Background, aim and scope
The influence of pH (range 6.5–8.5) on the uptake of Zn, Cd, Pb, Cu, Ni, Cr, Hg, and As by juveniles of the clam Ruditapes philippinarum was examined in order to understand whether variation in sediment pH has significant repercussions on metal bioaccumulation.
Materials and methods
Clams were exposed to sediments collected in three locations in the Gulf of Cadiz (Huelva, Guadalquivir and Bay of Cadiz) and to contaminated particles derived from an accidental mining spill in Spain.
With a notable exception of metal Cd, the concentration of metals within clams significantly increased (p < 0.1) when sediment pH was lowered by one or two units.

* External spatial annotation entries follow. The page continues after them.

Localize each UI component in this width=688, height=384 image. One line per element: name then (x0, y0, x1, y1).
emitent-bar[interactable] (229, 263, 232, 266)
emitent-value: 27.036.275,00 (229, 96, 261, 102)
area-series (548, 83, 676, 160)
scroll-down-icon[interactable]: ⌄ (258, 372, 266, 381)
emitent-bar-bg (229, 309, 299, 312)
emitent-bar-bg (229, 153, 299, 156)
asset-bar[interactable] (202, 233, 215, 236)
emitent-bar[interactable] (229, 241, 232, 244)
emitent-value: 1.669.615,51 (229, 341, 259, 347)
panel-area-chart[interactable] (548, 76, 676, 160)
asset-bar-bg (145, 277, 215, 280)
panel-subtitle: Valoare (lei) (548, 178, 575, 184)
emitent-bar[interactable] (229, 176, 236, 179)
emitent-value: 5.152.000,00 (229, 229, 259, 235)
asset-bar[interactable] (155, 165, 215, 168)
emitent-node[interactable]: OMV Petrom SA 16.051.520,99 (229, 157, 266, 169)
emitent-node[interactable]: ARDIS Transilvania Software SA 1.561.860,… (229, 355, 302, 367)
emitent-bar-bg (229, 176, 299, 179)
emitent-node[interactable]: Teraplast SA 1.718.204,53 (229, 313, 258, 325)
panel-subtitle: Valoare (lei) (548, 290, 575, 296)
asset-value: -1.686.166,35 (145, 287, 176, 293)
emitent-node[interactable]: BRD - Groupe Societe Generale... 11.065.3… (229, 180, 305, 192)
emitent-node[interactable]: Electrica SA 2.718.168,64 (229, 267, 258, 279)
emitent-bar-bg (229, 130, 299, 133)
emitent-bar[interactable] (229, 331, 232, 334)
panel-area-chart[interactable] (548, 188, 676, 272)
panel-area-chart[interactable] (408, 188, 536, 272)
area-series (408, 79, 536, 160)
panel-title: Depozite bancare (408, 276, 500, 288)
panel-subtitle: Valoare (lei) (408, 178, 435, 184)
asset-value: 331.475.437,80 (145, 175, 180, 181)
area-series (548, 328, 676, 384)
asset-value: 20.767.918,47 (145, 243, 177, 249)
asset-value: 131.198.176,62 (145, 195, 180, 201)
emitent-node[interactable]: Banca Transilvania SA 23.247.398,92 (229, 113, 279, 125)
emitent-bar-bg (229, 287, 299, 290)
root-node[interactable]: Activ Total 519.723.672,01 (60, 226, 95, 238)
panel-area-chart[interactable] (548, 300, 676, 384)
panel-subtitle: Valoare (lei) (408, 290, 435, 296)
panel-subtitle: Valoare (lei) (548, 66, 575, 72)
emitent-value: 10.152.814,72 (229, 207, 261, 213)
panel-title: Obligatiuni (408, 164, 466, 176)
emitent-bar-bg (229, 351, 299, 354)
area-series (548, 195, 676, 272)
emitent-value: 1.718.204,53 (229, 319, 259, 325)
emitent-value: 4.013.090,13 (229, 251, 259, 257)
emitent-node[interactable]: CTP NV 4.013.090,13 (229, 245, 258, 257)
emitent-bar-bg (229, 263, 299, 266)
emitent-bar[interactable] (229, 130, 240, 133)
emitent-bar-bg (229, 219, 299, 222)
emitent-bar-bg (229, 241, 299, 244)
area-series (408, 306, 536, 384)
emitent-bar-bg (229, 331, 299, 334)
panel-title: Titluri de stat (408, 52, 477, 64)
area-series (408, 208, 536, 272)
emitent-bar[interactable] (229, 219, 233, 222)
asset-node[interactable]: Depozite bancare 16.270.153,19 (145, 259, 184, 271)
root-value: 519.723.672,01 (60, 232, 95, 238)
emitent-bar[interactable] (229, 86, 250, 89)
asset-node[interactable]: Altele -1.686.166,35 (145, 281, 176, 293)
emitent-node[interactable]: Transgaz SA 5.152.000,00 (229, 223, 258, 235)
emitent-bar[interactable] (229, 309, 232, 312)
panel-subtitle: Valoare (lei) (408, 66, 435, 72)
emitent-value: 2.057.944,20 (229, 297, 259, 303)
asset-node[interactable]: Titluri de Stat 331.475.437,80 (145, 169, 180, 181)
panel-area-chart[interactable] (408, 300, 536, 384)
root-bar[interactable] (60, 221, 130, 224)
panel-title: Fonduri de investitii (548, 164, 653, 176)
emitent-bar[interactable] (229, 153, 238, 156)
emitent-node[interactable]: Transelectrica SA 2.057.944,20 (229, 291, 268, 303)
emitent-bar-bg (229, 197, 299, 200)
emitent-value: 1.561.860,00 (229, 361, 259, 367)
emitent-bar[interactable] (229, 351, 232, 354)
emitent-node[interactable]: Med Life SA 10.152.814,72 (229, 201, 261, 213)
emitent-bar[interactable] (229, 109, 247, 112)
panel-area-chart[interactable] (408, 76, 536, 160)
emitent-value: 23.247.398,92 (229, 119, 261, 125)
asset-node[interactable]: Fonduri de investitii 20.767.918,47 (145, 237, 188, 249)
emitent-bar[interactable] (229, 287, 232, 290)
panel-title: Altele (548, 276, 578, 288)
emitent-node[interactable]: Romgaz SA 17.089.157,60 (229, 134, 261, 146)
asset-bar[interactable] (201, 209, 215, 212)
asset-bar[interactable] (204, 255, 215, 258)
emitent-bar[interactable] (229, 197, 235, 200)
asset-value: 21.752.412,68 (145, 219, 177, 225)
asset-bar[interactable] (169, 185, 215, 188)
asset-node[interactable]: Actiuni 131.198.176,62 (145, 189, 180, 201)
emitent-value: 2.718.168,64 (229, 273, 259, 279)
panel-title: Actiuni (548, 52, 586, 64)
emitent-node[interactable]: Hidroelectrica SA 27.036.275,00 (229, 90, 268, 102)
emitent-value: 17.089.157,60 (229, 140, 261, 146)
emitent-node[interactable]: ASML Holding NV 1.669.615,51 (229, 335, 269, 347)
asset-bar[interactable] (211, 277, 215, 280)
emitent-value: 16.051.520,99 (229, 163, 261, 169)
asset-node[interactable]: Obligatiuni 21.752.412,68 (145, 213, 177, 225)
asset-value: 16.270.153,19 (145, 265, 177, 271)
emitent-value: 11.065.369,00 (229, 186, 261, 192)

Moreover, the magnitude of this effect was dependent on the type of sediment contamination.
Lower pH increases metal solubility and reduces or invert the metal sorption of metals to sediments. Increases in free metal ions in water favors metal uptake by clams, hence pH is an important factor controlling the mobility of these metals within sediments and their subsequent bioaccumulation within biota. Although sediment-water exchange of Cd can increase with acidification, this excess may be counterbalanced by the presence of ligands in seawater preventing the uptake by organism. Besides chlorines, Cd has also an affinity with carbonates and other ligands present in sea water. These Cd-carbonate complexes may reduce the bioavailable to organisms.
These results highlight the potential implications of sediment acidification, either due to the storage excess of organic matter or to the forced capture of CO2, on the increasing metal availability to benthic organisms.
Recommendations and perspectives
This kind of studies should be increased to address the influence of acidification in the behavior, bioavailability, toxicity, and risk assessment of contaminants associated with sediments either above sub-seabed geological formations in marine environments or in high enriched by organic matter in estuarine areas. Recently, the capture of CO2 in marine environments has been approved and started; it is necessary to address the potential impacts associated with leakages or other events occurring during the procedure of injection and storage of CO2.